2. Es stellt sich jedoch ohne weiteres noch nicht als haftungsbegründendes, sorgfaltspflichtwidriges Verhalten des Fahrers dar, wenn bei erhöhtem Andrang sämtliche Einstiegstüren gleichzeitig geöffnet werden.
3. Eine grundsätzlich gegebene Haftung des Verkehrsunternehmens (nur) aus Betriebsgefahr kann unter Umständen hinter einem ganz überwiegenden Mitverschulden des zusteigenden Fahrgasts zurücktreten, wenn dieser die Situation an der Haltestelle kennt und - etwa wegen etlicher stark alkoholisierter Jugendlicher - selbst als bedrohlich bzw. sogar als "außer Kontrolle" wahrnimmt, sich dessen ungeachtet aber zum Einstieg in das Verkehrsmittel vor die anderen Wartenden in die "erste Reihe" stellt.
Normenkette
StVG § 7 Abs. 1, § 9; BGB § 254 Abs. 1, §§ 823, 831; PBefG §§ 8, 22; BOKraft §§ 2-3
Verfahrensgang
LG Mannheim (Urteil vom 28.10.2008; Aktenzeichen 6 O 44/08) |
Tenor
I. Die Berufung der Klägerin gegen das Urteil des LG Mannheim vom 28.10.2008 - 6 O 44/08 - wird zurückgewiesen.
II. Die Klägerin hat die Kosten des Berufungsverfahrens zu tragen.
III. Das Urteil ist vorläufig vollstreckbar.
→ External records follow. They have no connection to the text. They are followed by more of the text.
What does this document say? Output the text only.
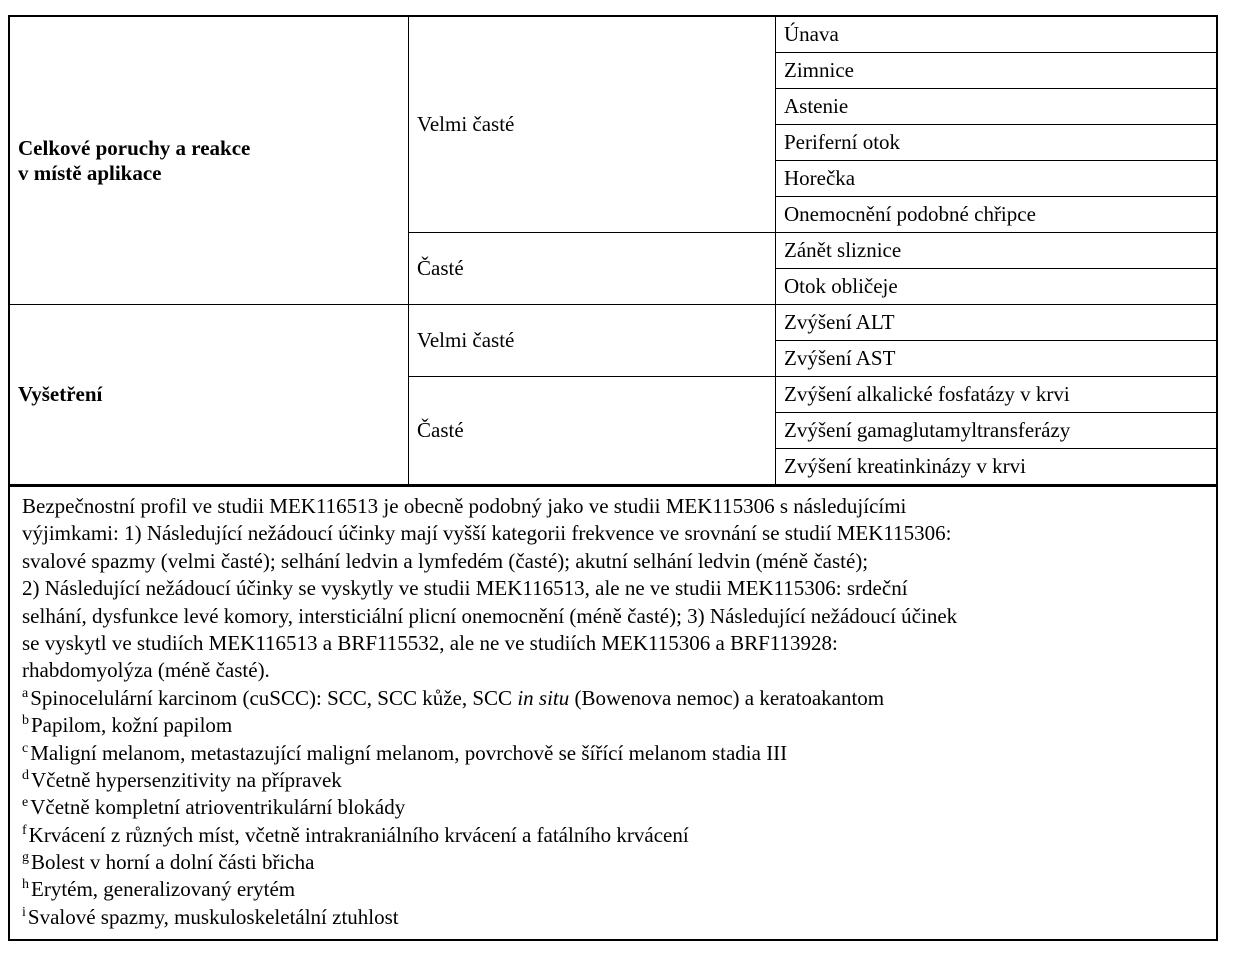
Celkové poruchy a reakce
v místě aplikace	Velmi časté	Únava
		Zimnice
		Astenie
		Periferní otok
		Horečka
		Onemocnění podobné chřipce
	Časté	Zánět sliznice
		Otok obličeje
Vyšetření	Velmi časté	Zvýšení ALT
		Zvýšení AST
	Časté	Zvýšení alkalické fosfatázy v krvi
		Zvýšení gamaglutamyltransferázy
		Zvýšení kreatinkinázy v krvi
Bezpečnostní profil ve studii MEK116513 je obecně podobný jako ve studii MEK115306 s následujícími
výjimkami: 1) Následující nežádoucí účinky mají vyšší kategorii frekvence ve srovnání se studií MEK115306:
svalové spazmy (velmi časté); selhání ledvin a lymfedém (časté); akutní selhání ledvin (méně časté);
2) Následující nežádoucí účinky se vyskytly ve studii MEK116513, ale ne ve studii MEK115306: srdeční
selhání, dysfunkce levé komory, intersticiální plicní onemocnění (méně časté); 3) Následující nežádoucí účinek
se vyskytl ve studiích MEK116513 a BRF115532, ale ne ve studiích MEK115306 a BRF113928:
rhabdomyolýza (méně časté).
$^a$Spinocelulární karcinom (cuSCC): SCC, SCC kůže, SCC in situ (Bowenova nemoc) a keratoakantom
$^b$Papilom, kožní papilom
$^c$Maligní melanom, metastazující maligní melanom, povrchově se šířící melanom stadia III
$^d$Včetně hypersenzitivity na přípravek
$^e$Včetně kompletní atrioventrikulární blokády
$^f$Krvácení z různých míst, včetně intrakraniálního krvácení a fatálního krvácení
$^g$Bolest v horní a dolní části břicha
$^h$Erytém, generalizovaný erytém
$^i$Svalové spazmy, muskuloskeletální ztuhlost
Die Klägerin kann die Zwangsvollstreckung durch die Beklagten durch Sicherheitsleistung i.H.v. 110 % des aus dem Urteil vollstreckbaren Betrages abwenden, wenn nicht die Beklagten vor der Vollstreckung Sicherheit i.H.v. 110 % des jeweils zu vollstreckenden Betrages leisten.
IV. Die Revision wird nicht zugelassen.
Gründe
I. Die Klägerin begehrt Schadensersatz sowie Schmerzensgeld(-rente) und Feststellung der Ersatzpflicht der Beklagten für künftige materielle Schäden wegen eines Sturzes beim Besteigen eines Linienomnibusses.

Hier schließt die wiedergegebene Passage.